The AI industry will continue to grow over the next ten years, even if Intel may have missed the present wave of AI chip supremacy.
Opportunities exist for Intel’s size and manufacturing skills to be useful in edge AI, low-power inference, and specialized workloads.
Additionally, as AI adoption spreads throughout the world, Intel may be able to regain relevance thanks to its efforts to develop its process nodes and foundry services in line with the rising demand for AI processors.
Concluding remarks
An important turning point in Intel’s AI chip development has been reached with CEO Pat Gelsinger’s acknowledgement that it is “too late” to directly compete with Nvidia.
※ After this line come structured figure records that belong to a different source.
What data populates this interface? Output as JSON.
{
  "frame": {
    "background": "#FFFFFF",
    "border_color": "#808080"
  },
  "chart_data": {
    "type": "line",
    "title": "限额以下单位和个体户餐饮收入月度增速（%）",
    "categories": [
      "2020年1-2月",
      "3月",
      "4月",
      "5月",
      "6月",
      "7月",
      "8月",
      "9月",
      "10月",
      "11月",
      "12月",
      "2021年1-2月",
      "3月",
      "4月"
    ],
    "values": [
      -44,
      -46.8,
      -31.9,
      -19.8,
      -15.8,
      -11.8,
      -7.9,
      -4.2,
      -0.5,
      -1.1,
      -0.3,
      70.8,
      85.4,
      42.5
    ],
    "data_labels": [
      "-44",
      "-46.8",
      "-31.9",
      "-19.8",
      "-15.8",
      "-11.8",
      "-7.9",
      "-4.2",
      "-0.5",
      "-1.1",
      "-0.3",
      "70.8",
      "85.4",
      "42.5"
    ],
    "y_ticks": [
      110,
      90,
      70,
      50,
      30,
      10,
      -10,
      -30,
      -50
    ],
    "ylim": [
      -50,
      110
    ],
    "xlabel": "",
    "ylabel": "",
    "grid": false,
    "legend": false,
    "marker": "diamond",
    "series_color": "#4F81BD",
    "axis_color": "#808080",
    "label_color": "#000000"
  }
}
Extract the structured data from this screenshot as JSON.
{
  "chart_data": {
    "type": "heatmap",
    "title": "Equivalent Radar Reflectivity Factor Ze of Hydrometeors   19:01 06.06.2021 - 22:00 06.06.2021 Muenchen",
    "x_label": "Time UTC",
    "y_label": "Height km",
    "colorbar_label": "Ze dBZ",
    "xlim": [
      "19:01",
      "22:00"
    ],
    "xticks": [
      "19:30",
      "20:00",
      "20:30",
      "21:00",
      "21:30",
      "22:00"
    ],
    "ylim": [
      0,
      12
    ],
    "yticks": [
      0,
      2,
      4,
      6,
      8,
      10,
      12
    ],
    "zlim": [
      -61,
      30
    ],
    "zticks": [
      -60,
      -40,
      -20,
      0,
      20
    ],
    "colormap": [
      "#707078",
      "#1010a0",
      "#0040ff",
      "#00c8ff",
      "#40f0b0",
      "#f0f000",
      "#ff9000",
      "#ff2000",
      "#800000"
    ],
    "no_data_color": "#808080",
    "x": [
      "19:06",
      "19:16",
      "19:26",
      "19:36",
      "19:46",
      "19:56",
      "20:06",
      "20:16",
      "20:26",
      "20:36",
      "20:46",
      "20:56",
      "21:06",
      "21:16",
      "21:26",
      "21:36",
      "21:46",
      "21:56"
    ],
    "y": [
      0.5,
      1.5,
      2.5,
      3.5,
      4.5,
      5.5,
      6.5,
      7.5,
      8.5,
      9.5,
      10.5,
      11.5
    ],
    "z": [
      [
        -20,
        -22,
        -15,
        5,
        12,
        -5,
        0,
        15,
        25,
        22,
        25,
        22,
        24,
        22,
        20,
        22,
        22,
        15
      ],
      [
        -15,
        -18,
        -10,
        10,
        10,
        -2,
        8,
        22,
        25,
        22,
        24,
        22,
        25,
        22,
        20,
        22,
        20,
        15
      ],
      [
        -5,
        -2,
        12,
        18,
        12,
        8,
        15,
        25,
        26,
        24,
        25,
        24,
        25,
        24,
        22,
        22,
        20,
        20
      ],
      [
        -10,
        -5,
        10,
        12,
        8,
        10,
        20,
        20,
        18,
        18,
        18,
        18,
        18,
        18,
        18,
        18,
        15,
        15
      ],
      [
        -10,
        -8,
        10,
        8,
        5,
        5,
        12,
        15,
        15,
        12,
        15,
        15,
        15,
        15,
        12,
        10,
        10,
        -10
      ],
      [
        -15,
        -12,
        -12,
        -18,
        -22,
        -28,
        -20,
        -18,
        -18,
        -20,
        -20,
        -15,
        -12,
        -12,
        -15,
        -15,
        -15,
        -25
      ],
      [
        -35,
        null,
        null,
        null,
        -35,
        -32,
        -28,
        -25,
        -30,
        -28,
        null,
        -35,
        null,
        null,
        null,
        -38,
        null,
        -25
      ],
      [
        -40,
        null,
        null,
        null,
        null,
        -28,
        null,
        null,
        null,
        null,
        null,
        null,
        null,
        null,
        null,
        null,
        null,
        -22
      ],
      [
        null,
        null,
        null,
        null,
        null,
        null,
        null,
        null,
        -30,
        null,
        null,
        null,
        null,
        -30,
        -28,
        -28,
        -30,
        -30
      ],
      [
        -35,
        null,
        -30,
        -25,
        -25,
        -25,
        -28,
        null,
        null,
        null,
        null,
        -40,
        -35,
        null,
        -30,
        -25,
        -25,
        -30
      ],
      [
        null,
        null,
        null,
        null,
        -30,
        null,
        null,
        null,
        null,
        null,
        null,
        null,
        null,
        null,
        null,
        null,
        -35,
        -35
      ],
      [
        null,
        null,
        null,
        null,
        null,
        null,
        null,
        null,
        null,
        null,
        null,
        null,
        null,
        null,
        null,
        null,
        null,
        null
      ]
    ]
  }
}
The company’s move toward inference, edge AI, and manufacturing services prepares it for major involvement in the quickly changing AI chip market, even though it may not dominate AI training workloads.
Intel’s emphasis on achievable objectives may turn out to be a wiser course of action, guaranteeing its position in the AI-driven future of the semiconductor business as technological advancements in 2025 continue to boost AI workloads throughout sectors.
The upcoming phase of Intel’s AI journey will be eagerly watched by developers, businesses, and investors who are keeping up with the AI hardware race.